Beyond lobbying disclosures, PAC contribution data reveals how defense-adjacent companies have positioned themselves with key members of Congress in the two years preceding the hearing.

Palantir Technologies' employee PAC distributed $30,500 to congressional campaigns between late 2023 and October 2024, with contributions concentrated among members who sit on defense oversight committees. Senate Armed Services Committee Chair Roger Wicker (R-MS) received $1,000. House Armed Services Committee members Rob Wittman (R-VA) and Adam Smith (D-WA) — the committee's top Republican and ranking Democrat, respectively — each received $5,000, the maximum contribution. Sen. Angus King (I-ME), also a member of the Senate Armed Services Committee, received $1,000.

The Africa Command defense budget and CENTCOM resourcing debates are also visible in contributions to appropriators.
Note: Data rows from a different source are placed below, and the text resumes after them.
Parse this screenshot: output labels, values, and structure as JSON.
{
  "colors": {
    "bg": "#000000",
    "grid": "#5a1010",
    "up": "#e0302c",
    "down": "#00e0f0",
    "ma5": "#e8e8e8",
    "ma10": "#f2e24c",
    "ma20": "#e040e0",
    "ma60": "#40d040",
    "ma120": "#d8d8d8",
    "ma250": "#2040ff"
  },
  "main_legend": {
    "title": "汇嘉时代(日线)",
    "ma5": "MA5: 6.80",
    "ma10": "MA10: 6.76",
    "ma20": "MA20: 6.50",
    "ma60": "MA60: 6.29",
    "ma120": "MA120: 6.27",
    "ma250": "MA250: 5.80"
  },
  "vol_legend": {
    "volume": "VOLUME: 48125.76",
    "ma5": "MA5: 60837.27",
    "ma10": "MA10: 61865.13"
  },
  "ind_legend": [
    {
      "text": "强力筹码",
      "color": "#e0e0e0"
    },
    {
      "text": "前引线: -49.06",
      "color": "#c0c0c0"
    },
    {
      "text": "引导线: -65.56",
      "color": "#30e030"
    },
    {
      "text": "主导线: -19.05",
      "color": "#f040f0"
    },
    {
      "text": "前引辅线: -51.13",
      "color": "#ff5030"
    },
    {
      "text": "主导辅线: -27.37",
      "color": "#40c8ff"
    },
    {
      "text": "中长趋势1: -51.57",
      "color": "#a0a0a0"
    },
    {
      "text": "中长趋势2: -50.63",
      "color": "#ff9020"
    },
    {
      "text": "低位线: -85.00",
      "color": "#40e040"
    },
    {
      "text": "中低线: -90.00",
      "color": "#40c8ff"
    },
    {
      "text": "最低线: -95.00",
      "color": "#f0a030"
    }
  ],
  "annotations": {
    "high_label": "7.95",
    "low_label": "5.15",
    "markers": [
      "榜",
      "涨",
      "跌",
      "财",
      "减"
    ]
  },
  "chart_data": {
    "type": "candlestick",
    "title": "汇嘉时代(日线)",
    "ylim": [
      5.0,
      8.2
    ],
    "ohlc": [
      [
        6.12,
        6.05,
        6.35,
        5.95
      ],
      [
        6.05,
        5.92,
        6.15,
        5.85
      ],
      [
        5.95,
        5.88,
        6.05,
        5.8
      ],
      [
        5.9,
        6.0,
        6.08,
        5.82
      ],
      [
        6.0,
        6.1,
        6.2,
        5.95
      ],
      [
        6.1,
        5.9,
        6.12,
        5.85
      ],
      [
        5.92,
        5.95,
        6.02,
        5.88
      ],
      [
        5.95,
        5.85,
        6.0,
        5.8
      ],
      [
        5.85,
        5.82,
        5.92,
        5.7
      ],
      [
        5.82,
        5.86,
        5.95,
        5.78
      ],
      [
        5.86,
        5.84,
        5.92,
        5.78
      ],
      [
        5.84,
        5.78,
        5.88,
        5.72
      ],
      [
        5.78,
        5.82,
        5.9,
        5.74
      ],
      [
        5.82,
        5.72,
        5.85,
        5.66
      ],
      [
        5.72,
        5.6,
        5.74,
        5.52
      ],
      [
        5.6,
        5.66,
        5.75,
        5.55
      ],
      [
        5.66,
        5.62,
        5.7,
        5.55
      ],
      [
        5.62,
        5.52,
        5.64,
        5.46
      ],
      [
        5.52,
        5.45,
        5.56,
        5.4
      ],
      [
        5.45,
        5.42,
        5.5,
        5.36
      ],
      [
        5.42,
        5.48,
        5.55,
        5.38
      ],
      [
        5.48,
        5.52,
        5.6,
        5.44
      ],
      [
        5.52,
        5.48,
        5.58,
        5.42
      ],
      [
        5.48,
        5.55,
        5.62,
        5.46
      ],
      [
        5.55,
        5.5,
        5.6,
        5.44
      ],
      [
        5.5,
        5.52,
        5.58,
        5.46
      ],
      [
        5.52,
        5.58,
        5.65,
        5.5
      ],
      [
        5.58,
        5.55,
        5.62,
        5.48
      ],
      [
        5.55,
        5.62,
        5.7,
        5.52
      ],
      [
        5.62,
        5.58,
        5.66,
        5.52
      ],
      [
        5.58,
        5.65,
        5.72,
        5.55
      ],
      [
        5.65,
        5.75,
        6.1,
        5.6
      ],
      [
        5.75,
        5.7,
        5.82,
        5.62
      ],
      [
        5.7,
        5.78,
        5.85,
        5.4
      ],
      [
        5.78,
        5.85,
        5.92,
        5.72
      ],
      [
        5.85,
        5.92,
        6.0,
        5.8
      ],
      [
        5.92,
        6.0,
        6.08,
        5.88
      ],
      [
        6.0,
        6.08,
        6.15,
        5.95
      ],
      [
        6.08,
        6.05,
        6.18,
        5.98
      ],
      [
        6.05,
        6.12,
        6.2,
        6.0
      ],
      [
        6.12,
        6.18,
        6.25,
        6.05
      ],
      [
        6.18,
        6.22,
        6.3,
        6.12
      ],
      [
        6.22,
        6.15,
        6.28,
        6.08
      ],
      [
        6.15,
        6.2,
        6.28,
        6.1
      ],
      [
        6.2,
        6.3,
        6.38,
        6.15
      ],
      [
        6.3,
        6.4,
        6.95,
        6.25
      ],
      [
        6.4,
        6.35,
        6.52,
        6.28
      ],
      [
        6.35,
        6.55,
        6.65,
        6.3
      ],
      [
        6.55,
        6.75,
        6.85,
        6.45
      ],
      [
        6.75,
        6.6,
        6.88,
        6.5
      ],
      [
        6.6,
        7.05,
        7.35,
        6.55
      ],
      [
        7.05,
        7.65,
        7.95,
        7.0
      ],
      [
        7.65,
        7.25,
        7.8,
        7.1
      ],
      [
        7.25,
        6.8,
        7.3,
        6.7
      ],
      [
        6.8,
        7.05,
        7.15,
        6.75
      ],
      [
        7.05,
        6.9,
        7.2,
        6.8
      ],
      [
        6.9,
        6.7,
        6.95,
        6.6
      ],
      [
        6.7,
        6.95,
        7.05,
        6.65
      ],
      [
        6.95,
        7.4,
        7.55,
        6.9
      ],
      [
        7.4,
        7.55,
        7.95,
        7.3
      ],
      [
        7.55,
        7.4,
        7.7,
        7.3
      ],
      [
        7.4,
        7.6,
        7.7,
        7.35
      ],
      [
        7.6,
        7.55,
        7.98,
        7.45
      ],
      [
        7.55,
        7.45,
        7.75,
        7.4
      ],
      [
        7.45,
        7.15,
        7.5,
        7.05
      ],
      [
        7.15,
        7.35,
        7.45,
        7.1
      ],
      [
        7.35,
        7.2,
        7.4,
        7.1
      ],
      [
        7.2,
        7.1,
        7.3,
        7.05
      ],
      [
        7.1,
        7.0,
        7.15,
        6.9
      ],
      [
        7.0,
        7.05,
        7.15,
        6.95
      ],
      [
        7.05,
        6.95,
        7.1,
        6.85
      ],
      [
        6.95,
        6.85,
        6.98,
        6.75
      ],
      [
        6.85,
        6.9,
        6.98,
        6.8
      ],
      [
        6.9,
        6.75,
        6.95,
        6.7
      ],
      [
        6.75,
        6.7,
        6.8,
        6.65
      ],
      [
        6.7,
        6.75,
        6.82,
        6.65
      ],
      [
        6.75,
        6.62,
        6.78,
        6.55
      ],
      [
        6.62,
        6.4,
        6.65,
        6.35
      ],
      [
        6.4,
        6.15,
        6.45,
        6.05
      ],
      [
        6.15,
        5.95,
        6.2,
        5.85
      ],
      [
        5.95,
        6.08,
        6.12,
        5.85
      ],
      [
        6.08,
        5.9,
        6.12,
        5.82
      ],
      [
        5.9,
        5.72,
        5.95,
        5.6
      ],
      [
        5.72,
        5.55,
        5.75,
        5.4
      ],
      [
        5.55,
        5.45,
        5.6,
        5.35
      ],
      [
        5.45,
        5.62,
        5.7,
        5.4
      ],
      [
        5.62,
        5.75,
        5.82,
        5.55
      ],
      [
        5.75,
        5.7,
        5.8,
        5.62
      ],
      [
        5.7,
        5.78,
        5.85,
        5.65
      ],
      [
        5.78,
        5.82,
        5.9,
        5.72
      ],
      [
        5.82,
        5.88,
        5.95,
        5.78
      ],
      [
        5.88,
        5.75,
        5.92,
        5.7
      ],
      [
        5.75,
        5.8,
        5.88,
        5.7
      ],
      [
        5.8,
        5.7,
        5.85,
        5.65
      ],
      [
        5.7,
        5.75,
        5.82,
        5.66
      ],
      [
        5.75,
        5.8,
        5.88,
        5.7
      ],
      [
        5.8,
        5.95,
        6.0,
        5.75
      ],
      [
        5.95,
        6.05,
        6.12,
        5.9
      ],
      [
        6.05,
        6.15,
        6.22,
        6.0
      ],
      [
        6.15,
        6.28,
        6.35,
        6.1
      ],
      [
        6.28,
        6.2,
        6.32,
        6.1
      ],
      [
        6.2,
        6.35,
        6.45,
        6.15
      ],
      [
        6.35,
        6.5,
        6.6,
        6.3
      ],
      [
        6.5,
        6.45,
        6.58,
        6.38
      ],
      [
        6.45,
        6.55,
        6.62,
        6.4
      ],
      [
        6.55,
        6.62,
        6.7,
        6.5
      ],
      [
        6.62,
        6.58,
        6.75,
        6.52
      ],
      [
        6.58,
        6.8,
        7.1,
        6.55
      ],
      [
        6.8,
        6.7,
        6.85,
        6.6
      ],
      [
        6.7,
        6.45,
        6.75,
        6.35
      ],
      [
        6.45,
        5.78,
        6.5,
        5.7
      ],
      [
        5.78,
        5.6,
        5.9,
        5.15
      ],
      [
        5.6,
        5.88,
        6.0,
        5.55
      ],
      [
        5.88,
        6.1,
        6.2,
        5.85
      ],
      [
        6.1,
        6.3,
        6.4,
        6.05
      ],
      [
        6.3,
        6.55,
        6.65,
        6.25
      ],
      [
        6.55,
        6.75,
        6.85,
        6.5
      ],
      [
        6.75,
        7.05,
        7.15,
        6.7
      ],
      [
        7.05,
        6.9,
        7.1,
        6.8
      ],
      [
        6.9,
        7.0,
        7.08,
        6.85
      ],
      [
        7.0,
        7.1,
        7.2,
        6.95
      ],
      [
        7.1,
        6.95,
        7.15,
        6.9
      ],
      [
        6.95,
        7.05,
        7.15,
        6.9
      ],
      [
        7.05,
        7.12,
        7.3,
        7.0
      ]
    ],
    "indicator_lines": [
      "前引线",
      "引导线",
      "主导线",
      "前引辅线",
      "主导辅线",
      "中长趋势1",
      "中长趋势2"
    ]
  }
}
Rep. Ken Calvert (R-CA), who chairs the House Appropriations Subcommittee on Defense, received $5,000 from Palantir's PAC and an additional $3,300 from Onebrief Inc.'s employee PAC — making him the single largest recipient of defense-tech PAC money among the identified recipients, at $8,300 combined.

Onebrief's PAC also contributed $2,500 to Rep. Ed Case (D-HI), rounding out a pattern of contributions that spans both chambers and both parties.

The Hearing

The Senate Armed Services Committee convenes at 1:30 p.m. on June 20, 2025, in G50 Dirksen Senate Office Building. The open session is scheduled to be immediately followed by a closed session in SVC-217 — a standard practice for hearings that allows commanders to address classified operational details not suitable for public testimony.